12 In this question the unit vectors \(\mathbf { i }\) and \(\mathbf { j }\) are in the directions east and north respectively.
A particle \(P\) is moving on a smooth horizontal surface under the action of a single force \(\mathbf { F N }\). At time \(t\) seconds, where \(t \geqslant 0\), the velocity \(\mathbf { v } \mathrm { ms } ^ { - 1 }\) of \(P\), relative to a fixed origin \(O\), is given by \(\mathbf { v } = ( 1 - 2 t ) \mathbf { i } + \left( 2 t ^ { 2 } + t - 13 \right) \mathbf { j }\).

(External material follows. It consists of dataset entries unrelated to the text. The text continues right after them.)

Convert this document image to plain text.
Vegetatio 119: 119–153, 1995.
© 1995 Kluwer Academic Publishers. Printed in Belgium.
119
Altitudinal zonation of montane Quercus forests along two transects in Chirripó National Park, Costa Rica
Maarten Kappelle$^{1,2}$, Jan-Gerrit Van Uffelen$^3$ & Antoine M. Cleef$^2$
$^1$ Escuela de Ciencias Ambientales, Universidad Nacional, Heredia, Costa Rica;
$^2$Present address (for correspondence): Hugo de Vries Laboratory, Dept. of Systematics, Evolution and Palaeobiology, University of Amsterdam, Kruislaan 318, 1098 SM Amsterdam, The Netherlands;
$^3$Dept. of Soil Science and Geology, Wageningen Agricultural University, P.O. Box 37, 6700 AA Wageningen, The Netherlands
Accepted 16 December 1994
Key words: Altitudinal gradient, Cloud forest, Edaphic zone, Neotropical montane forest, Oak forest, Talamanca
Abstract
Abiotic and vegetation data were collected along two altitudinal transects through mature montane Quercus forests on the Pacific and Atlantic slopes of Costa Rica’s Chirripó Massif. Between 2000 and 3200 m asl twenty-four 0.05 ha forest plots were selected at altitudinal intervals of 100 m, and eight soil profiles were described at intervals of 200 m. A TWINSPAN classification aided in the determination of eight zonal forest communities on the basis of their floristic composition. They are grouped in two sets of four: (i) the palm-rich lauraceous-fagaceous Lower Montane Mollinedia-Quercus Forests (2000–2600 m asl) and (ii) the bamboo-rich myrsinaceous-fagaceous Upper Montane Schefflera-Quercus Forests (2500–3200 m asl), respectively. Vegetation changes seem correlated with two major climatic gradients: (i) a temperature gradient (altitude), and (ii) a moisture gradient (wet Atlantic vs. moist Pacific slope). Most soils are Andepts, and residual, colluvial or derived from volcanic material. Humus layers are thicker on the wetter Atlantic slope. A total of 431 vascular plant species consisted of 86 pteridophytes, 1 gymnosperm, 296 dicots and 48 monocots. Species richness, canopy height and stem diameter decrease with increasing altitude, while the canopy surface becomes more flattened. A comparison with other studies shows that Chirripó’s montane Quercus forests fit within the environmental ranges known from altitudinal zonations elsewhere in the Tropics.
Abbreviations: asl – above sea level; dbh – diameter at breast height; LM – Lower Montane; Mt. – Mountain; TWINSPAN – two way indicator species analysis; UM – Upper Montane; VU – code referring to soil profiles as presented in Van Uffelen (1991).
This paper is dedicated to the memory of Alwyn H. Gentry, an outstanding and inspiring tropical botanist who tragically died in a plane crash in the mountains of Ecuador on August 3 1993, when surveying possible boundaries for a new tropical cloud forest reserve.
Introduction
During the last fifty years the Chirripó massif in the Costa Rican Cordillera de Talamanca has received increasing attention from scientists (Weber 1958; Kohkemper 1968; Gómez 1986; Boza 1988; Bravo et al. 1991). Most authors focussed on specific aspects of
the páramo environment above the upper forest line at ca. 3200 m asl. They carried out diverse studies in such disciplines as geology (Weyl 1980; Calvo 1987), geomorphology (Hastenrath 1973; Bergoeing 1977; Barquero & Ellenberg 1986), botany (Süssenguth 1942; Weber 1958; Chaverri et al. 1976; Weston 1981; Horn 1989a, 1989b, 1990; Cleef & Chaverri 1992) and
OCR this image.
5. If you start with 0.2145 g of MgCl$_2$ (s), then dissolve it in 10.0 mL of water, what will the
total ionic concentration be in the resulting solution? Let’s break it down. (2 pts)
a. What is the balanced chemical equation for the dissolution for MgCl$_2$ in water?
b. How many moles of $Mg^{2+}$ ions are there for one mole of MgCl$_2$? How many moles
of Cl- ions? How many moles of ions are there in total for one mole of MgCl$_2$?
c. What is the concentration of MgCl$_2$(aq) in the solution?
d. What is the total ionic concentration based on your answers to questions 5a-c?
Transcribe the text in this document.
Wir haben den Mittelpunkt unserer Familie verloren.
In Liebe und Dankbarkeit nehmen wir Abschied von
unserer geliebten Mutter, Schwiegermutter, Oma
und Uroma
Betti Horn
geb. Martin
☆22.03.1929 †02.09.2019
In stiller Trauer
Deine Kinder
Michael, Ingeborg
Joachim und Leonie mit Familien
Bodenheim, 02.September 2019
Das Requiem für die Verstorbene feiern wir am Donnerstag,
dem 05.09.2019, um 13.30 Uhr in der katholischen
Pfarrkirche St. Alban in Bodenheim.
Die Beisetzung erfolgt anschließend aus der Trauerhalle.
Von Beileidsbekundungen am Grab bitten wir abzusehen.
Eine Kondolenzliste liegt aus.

1. Show that \(P\) is never stationary.
2. Find, in terms of \(\mathbf { i }\) and \(\mathbf { j }\), the acceleration of \(P\) at time \(t\). The mass of \(P\) is 0.5 kg .
3. Determine the magnitude of \(\mathbf { F }\) when \(P\) is moving in the direction of the vector \(- 2 \mathbf { i } + \mathbf { j }\). Give your answer correct to \(\mathbf { 3 }\) significant figures. When \(t = 1 , P\) is at the point with position vector \(\frac { 1 } { 6 } \mathbf { j }\).
4. Determine the bearing of \(P\) from \(O\) at time \(t = 1.5\).